The medal selection committee believes Professor Tyler is only the second scientist working in New Zealand to have discovered a drug that has been subsequently approved, the first being approved more than 30 years ago. They note his revolutionary drug design technology will likely lead to several more medical breakthroughs and the saving of many hundreds of lives.
The design process for Mundesine® required several years and its synthesis took hundreds of reactions to develop. Professor Tyler invented and personally oversaw the implementation of an improved process to manufacture Mundesine at a kilogram scale for use in human clinical trials.
Over the intervening 20 years since the first discovery of Mundesine®, Professor Tyler has led a research team of up to 10 scientists, whose efforts have led to experimental drugs for the treatment of diseases as diverse as psoriasis (sub-licensed to Roche in 2015 for USD 30M upfront plus royalties), severe gout (completed a successful Phase II trial), Alzheimer’s disease and solid tumours.
One of Professor Tyler’s compounds - Galidesivir – has been developed as an antiviral drug and has successfully completed Phase I human clinical trials in 2016 for the treatment of the Ebola and Zika viruses.
Professor Tyler is an inventor on over 30 patent families, which incorporates hundreds of patents in jurisdictions all over the world including many granted US patents.
On receiving the MacDiarmid Medal, Professor Tyler said: “I am delighted to receive the award and that an outcome of my research is now a drug on the market making a difference to the lives of cancer patients.”

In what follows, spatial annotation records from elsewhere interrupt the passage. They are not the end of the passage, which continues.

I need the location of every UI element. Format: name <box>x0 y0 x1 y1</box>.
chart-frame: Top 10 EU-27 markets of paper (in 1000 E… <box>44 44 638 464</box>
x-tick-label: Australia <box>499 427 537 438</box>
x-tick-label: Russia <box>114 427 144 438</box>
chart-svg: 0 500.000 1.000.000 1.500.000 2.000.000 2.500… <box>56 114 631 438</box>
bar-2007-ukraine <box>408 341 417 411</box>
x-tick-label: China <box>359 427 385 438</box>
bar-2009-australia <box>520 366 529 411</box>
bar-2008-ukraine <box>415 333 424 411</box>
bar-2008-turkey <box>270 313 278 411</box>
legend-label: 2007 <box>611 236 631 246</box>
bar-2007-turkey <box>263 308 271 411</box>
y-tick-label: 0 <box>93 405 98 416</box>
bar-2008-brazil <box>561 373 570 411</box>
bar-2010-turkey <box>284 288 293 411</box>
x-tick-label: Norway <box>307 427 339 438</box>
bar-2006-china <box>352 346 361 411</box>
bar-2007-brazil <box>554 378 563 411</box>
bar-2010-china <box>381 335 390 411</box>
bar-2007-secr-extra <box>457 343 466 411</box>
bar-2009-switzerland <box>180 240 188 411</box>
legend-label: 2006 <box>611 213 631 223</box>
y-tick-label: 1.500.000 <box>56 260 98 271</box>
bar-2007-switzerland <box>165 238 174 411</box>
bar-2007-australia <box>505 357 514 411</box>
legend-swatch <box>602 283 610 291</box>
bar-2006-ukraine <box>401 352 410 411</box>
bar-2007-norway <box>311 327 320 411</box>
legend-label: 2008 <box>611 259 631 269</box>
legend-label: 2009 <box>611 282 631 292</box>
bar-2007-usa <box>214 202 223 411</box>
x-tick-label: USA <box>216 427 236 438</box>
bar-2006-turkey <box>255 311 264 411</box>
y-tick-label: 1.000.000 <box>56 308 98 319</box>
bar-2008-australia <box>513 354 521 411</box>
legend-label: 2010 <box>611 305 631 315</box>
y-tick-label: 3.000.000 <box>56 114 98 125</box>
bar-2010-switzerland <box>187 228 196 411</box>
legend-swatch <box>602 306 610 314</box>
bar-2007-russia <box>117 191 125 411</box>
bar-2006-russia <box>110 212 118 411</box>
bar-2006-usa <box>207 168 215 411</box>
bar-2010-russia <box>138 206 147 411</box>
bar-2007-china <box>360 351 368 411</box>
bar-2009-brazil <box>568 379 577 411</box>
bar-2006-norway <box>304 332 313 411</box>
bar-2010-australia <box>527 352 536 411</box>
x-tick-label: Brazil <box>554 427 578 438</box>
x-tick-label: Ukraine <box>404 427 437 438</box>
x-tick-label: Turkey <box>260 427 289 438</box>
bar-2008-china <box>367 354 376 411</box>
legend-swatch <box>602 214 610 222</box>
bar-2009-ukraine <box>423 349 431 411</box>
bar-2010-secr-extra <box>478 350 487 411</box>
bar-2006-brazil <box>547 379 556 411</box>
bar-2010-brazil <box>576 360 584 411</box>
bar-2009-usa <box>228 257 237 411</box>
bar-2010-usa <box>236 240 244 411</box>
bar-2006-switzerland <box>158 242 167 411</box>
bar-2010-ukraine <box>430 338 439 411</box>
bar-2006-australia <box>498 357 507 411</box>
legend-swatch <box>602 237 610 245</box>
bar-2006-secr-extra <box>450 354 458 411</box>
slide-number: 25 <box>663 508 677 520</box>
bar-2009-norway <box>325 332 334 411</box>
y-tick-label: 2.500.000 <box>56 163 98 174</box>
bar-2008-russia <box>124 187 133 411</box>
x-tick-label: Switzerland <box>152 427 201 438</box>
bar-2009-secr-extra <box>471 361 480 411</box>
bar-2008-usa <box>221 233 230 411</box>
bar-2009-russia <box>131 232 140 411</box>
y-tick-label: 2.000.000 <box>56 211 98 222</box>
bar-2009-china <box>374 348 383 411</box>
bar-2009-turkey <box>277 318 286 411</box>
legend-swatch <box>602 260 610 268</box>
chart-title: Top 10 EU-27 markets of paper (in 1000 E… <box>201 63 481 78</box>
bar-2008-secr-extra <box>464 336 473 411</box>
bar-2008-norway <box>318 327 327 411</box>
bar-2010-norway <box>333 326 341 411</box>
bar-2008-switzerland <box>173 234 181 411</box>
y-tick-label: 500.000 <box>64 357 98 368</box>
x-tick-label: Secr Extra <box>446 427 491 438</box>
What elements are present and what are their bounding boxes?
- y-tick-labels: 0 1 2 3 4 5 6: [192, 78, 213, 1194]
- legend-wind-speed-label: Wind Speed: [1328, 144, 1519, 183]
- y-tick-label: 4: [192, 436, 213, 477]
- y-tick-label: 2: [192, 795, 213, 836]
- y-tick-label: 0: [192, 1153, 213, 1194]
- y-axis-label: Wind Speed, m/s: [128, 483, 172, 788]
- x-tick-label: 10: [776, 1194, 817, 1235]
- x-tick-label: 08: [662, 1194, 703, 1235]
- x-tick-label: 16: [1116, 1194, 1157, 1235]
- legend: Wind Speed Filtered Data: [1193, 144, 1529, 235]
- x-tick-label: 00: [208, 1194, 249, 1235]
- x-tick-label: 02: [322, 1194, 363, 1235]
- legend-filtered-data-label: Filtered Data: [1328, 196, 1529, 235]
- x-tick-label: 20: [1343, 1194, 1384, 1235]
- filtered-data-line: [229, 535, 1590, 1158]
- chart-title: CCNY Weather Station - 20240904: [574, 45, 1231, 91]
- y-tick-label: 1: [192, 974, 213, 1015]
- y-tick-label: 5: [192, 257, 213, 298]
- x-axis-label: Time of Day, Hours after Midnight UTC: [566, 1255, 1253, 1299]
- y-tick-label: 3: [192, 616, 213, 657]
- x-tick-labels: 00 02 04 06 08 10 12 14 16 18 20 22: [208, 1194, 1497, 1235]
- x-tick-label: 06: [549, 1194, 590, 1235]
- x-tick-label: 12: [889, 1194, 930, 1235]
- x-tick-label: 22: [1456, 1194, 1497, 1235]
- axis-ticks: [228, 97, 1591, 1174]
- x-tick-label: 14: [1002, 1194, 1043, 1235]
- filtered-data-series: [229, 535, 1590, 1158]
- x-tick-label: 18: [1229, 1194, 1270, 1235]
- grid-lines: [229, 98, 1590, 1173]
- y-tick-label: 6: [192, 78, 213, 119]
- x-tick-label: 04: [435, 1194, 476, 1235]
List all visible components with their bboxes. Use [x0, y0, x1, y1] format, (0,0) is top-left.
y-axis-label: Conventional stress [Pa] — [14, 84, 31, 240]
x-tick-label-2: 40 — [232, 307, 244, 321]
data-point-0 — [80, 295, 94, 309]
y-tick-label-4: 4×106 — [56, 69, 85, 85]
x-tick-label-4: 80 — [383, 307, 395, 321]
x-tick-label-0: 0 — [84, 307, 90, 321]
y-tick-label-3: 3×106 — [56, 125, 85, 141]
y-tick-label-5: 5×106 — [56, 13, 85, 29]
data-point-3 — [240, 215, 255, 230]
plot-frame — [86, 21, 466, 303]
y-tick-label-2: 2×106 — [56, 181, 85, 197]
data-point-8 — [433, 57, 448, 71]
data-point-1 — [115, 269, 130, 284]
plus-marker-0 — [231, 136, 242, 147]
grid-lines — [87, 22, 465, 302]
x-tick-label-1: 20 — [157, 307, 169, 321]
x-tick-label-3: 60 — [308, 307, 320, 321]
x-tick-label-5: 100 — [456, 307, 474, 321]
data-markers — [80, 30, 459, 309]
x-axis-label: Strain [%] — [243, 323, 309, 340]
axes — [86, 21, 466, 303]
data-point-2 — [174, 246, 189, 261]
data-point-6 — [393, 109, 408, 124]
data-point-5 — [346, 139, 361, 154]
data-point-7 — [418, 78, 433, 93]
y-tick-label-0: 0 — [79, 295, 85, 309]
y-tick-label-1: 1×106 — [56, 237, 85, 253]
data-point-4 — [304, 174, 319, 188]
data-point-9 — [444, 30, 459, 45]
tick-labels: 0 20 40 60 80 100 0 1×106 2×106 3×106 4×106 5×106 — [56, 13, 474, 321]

Professor Tyler is co-founder of the Ferrier Research Institute, formerly part of Industrial Research Ltd and now based at Victoria University of Wellington. He was elected a Fellow of the New Zealand Institute of Chemistry in 2010 and a Fellow of Royal Society Te Apārangi in 2008. In 2014 he received the Maurice Wilkins Centre NZIC Prize for Chemical Science.
For outstanding scientific research that demonstrates the potential for application for human benefit.
To Peter Charles Tyler who, through international collaboration, has developed a new drug design technology which has been successfully applied to the invention, commercialisation and regulatory approval of Mundesine, a cancer drug used for the treatment of Peripheral T-Cell Lymphoma.